String Algorithms
String algorithms process sequences of symbols — text, DNA, or other linear data — to find patterns, index large texts for fast search, and align sequences by similarity.
Definition
String algorithms are procedures and data structures that operate on strings — finite sequences of characters drawn from an alphabet — to solve problems such as locating patterns, indexing for fast lookup, and measuring or aligning similarity between sequences.
Scope
This area covers algorithms and data structures specialized for strings: exact and approximate pattern matching, index structures (tries, suffix trees and arrays) that preprocess text for repeated queries, and sequence-alignment methods for comparing strings. It connects to dynamic programming (alignment), data structures (trees and arrays), and applications in computational biology, text retrieval, and natural-language processing.
Sub-topics
Core questions
- How can a pattern be located in a text faster than naive character-by-character comparison?
- How is a large text preprocessed so that many later queries are fast?
- How is similarity between two strings defined and computed?
- How do alphabet size and string length affect the efficiency of string algorithms?
- How do exact-match methods extend to approximate or multiple-pattern matching?
Key concepts
- alphabet and string
- exact pattern matching
- Knuth-Morris-Pratt and Boyer-Moore
- tries
- suffix trees and suffix arrays
- edit distance
- sequence alignment
- approximate matching
Key theories
- Linear-time exact pattern matching
- By preprocessing the pattern to exploit information from partial matches, algorithms such as Knuth-Morris-Pratt and Boyer-Moore find all occurrences of a pattern in time linear in the text length, avoiding the quadratic cost of naive matching.
- Index structures for text
- Suffix trees and suffix arrays preprocess a text so that arbitrary pattern queries, repeats, and longest-common-substring questions can be answered quickly, trading construction cost for fast repeated search.
Clinical relevance
String algorithms are foundational to text search and bioinformatics: pattern matching powers search utilities, text editors, and intrusion detection; suffix structures index search engines and genome databases; and sequence alignment is central to comparing DNA, RNA and protein sequences in molecular biology.
History
Efficient string matching emerged in the 1970s with the Knuth-Morris-Pratt (1977) and Boyer-Moore (1977) algorithms.

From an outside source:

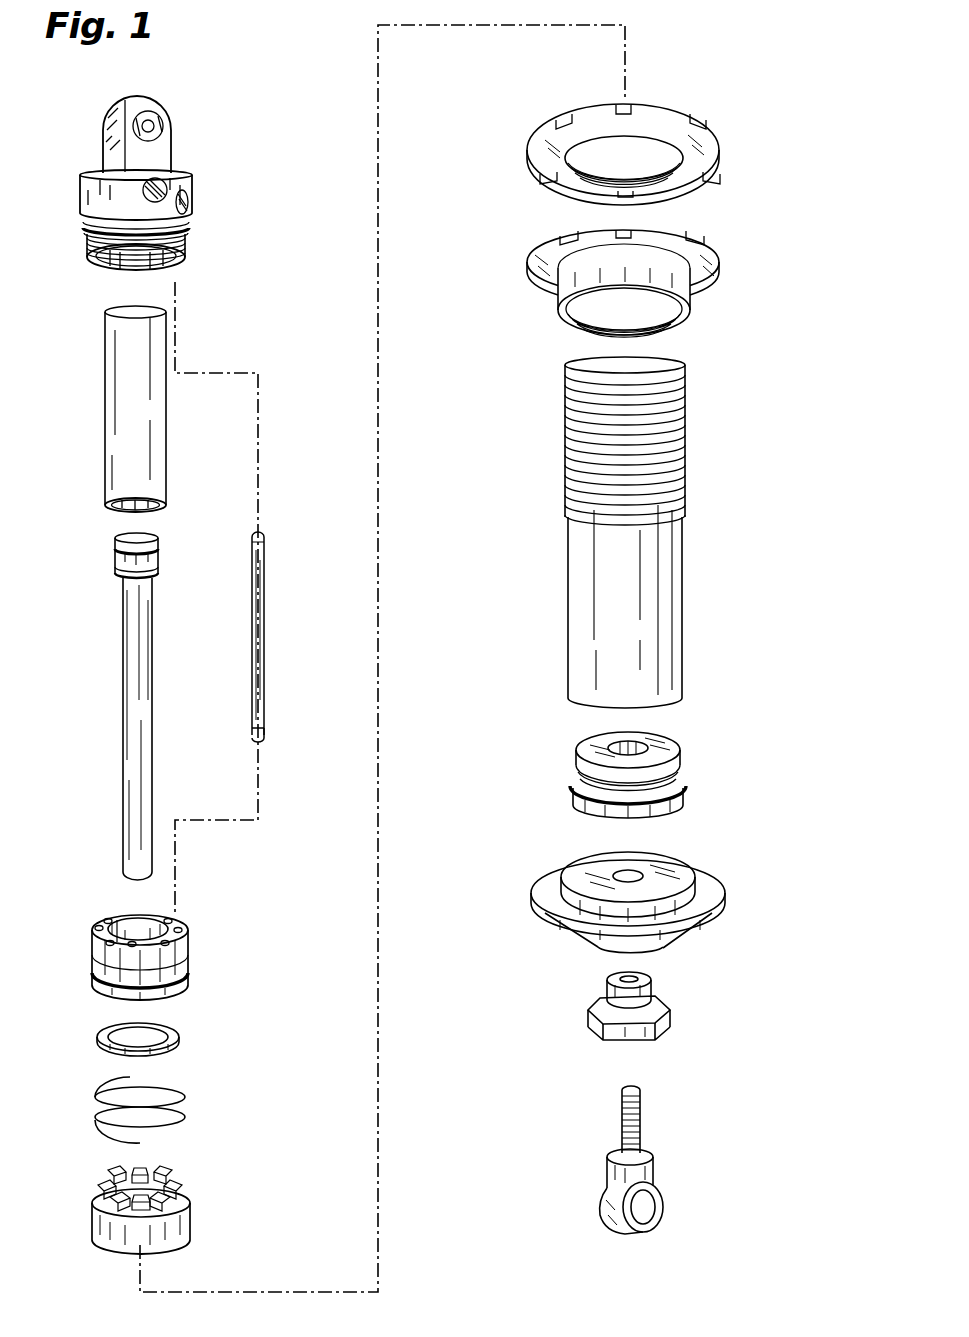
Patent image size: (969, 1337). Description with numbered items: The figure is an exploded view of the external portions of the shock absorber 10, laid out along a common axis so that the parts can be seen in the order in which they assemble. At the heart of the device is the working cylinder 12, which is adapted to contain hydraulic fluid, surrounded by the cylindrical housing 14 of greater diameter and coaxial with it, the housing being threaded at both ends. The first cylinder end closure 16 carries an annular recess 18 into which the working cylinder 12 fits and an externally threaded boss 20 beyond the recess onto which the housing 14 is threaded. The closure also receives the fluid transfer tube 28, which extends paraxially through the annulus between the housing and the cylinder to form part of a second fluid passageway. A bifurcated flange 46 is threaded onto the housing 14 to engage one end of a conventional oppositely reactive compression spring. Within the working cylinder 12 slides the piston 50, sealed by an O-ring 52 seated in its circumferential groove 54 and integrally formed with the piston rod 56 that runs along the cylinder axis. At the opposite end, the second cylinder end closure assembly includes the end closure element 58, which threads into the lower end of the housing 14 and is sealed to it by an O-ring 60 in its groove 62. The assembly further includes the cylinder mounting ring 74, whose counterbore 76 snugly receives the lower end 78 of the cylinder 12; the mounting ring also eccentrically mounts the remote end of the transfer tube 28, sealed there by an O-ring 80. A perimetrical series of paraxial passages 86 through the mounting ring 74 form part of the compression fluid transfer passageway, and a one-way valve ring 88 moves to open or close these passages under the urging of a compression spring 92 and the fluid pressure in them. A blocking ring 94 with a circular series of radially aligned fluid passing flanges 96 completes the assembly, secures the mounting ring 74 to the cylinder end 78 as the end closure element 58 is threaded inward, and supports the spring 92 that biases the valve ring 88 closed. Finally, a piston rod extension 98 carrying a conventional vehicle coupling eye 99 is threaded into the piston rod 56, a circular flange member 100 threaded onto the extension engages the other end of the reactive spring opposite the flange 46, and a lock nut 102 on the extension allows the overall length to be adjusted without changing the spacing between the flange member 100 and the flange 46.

Suffix trees (Weiner, 1973; McCreight, 1976; Ukkonen, 1995) and later suffix arrays (Manber and Myers, 1990) gave powerful indexing, and the field expanded rapidly through computational biology, surveyed in Gusfield's 1997 text.
Key figures
- Donald Knuth
- James H. Morris
- Vaughan Pratt
- Robert Boyer
- J Strother Moore
- Dan Gusfield
Related topics
Seminal works
- knuth1977
- gusfield1997
- cormen2009
Frequently asked questions
- Why preprocess the pattern or text instead of searching directly?
- Naive matching can take time proportional to the product of pattern and text lengths. Preprocessing the pattern (as in Knuth-Morris-Pratt) gives linear-time search, and preprocessing the text into an index (suffix tree or array) lets many later queries each run far faster, which pays off when the same text is searched repeatedly.
- How are string algorithms used in biology?
- DNA, RNA and proteins are naturally represented as strings, so pattern matching locates motifs, suffix structures index genomes for fast lookup, and sequence-alignment algorithms quantify similarity between sequences to infer evolutionary relationships and function.